Bush did not formally endorse the bill — which is mostly unpopular in the GOP base — but did echo the proponents’ arguments.

Also, his article was a contribution to an advocacy effort by the progressive groups and business groups, which are trying to pass the bill.

The groups include The Huffington Post, Organizing for Action and The Partnership for a New American Economy, which was established by New York May Mike Bloomberg.

To push the immigration bill, the allied groups are staging an online “March for Innovation.” The event showcases support from various figures, include Arnold Schwarzenegger, Condoleezza Rice, as well as hip-hop producer Russell Simmons and Newark’s Democratic mayor, Cory Booker.

The economy needs immigrants, Bush wrote.

“We cannot grow our way out of the structural problems we have without young, energetic and productive immigrants [and] without immigration reform, our entitlement programs will overwhelm us,” he wrote.

Foreigners are just like Americans, he wrote.

“Our nation has been an honorable place of refuge for people to escape religious persecution, to exercise their freedom of thought, to flee overreaching regimes. … Those people are just like us — they only happened to have been born somewhere else by chance,” he said.

Bush also highlighted his family links to Latinos.

He is married to a Latino and now speak Spanish.

Their son, George P. Bush, is preparing to run for office in Texas, which has a growing population of Hispanics.

The Senate bill is being pushed by a group of eight senators, including Florida Sen. Marco Rubio, who has been a long-standing political ally of Jeb Bush.

Bush’s immigration pitch is politically risky because it clashes with other conservative groups and with the views of GOP base voters.

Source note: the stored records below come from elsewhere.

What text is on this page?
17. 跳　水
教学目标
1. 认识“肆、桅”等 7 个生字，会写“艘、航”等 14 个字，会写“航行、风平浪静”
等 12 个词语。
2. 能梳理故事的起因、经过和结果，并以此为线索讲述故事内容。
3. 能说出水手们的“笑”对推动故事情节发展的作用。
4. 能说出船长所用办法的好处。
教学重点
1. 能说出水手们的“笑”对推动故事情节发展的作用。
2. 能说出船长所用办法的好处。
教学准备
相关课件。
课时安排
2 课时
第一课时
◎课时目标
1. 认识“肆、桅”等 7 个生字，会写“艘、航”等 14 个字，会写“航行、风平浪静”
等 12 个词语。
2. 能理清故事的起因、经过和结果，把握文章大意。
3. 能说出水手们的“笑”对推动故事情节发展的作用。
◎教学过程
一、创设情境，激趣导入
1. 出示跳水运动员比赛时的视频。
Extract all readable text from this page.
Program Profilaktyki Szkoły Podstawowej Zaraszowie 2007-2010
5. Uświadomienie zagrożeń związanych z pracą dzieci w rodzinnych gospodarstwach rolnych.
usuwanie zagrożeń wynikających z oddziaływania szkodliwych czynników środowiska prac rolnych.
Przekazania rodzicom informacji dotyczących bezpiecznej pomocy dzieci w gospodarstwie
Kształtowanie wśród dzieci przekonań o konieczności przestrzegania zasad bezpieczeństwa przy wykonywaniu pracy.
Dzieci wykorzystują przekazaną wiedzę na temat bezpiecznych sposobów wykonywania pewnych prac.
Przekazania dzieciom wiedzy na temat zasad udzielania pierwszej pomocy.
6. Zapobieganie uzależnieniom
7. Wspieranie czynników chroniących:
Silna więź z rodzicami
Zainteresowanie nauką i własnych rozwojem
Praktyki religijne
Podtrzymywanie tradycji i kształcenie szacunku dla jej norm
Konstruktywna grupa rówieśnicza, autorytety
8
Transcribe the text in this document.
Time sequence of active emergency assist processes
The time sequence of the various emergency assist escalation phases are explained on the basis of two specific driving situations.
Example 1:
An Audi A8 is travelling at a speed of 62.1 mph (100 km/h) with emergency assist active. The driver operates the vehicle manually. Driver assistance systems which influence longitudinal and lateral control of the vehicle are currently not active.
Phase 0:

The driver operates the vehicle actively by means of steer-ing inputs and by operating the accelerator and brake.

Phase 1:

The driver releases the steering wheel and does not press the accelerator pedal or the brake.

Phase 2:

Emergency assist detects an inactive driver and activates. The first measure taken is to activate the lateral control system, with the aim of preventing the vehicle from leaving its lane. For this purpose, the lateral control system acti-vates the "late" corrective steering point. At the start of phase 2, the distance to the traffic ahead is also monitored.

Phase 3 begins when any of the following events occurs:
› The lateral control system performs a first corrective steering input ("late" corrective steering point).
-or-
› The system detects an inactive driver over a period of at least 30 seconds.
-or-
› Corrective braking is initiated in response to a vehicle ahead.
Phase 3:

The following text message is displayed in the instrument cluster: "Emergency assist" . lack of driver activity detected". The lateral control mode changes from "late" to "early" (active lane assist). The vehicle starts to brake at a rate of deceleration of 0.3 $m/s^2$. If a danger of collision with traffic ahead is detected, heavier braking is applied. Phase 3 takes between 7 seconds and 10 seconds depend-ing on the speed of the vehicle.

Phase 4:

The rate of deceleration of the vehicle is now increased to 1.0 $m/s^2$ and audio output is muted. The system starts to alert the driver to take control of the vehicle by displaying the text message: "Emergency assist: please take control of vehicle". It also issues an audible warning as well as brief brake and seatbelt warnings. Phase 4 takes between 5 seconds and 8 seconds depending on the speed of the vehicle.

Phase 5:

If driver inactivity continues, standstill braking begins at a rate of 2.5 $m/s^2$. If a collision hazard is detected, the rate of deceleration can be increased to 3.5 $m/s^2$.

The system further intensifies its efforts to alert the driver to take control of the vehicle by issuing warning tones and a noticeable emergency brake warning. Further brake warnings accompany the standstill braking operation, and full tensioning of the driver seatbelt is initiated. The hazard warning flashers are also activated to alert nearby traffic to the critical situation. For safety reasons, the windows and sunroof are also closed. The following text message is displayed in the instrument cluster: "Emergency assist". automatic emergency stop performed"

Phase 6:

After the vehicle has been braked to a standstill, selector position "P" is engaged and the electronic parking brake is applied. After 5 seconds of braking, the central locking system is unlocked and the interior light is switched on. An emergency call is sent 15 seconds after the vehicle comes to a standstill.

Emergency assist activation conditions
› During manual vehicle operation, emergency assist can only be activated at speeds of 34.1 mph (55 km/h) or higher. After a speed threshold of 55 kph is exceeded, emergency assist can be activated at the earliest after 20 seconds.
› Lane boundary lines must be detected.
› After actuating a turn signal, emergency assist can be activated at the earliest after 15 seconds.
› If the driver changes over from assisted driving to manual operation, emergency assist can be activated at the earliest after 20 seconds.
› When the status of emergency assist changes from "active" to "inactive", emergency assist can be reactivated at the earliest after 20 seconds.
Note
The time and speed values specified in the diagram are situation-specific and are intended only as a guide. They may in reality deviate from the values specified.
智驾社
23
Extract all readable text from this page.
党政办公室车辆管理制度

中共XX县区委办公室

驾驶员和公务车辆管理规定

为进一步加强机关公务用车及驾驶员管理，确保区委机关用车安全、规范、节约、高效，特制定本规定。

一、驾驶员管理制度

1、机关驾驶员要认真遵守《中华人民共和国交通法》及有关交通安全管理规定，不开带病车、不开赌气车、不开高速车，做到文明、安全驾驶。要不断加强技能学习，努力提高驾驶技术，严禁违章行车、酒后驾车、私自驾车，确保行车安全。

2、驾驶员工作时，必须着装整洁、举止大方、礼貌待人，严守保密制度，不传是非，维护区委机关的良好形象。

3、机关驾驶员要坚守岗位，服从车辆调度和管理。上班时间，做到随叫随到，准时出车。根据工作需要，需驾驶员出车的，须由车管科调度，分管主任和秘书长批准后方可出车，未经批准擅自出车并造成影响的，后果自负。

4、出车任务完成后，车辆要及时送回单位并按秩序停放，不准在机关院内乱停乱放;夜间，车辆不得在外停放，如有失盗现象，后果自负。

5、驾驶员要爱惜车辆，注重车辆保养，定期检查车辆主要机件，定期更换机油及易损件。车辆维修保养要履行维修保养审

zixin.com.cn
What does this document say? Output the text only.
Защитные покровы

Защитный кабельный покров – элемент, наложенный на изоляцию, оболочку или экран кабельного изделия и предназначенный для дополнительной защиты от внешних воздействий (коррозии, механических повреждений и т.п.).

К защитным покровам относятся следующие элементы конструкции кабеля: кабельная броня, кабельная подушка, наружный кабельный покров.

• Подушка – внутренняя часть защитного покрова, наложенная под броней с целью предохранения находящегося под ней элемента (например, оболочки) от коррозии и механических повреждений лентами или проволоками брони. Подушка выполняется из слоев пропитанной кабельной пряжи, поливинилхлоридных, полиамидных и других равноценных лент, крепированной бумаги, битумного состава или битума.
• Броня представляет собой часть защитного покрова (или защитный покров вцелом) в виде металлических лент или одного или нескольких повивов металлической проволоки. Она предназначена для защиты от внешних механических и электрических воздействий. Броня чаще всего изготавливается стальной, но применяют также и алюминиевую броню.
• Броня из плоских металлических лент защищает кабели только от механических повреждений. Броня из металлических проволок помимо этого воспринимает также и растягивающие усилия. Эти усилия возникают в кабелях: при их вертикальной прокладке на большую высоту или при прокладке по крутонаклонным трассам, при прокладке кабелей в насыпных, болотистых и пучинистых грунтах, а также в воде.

Fifty-two percent of GOP voters, for example, strongly oppose amnesty for illegal immigrants, even if “they pay a fine and meet other requirements,” according to a Washington Post released Thursday. Only 17 percent strongly support that policy, said the poll of 1,001 adults.

Also, the poll said that 60 percent of legalization opponents would not “support a candidate for Congress who voted in favor of a path to legal status for undocumented immigrants.”

Opinion was less intense on the pro-amnesty side, with 44 percent of amnesty supporters saying they could not support a candidate who “voted against a path to legal status for undocumented immigrants.”

This base opposition has been fortified by the Heritage Foundation, which released a 100-page report in May, which says the productivity of low-skilled immigrants is far outweighed by the cost of taxpayer-provided benefits.

The Senate bill’s multi-staged legalization to 11 million illegal immigrants would cost taxpayers $6.3 trillion over the next five decades, Heritage said.

The bill would bring in up to 30 million immigrants over the next decade, of which only a small minority would have university degrees.

Roughly 20 million Americans are unemployed or underemployed.

Bush’s argument that immigrants “are just like us,” is also being challenged by reports that show slow growth in education levels among Hispanic communities.

In New York, for example, almost two-thirds of Mexican, including native-born and immigrants, live in low-income households, according to a New York Times report in March. That’s higher than the 55 percent rate among all Latinos, the 42 percent rate among African-Americans and the 25 percent rate among whites, said the report.

The public’s support for immigration has also been colored by the post-2000 appearance of Muslim terror attacks in the United States, such as the April 15 bombings in Boston.

A May poll of 1,000 adults by Rasmussen Reports showed that 81 percent of respondents, and 86 percent of Republicans, said that people from “countries with terrorist ties” should be screened more carefully than immigrants from “friendly countries.”

The bombings killed three Americans, and were conducted by two ethnic Chechen Muslim immigrants. Shortly after, the two Chechens killed a Boston policeman.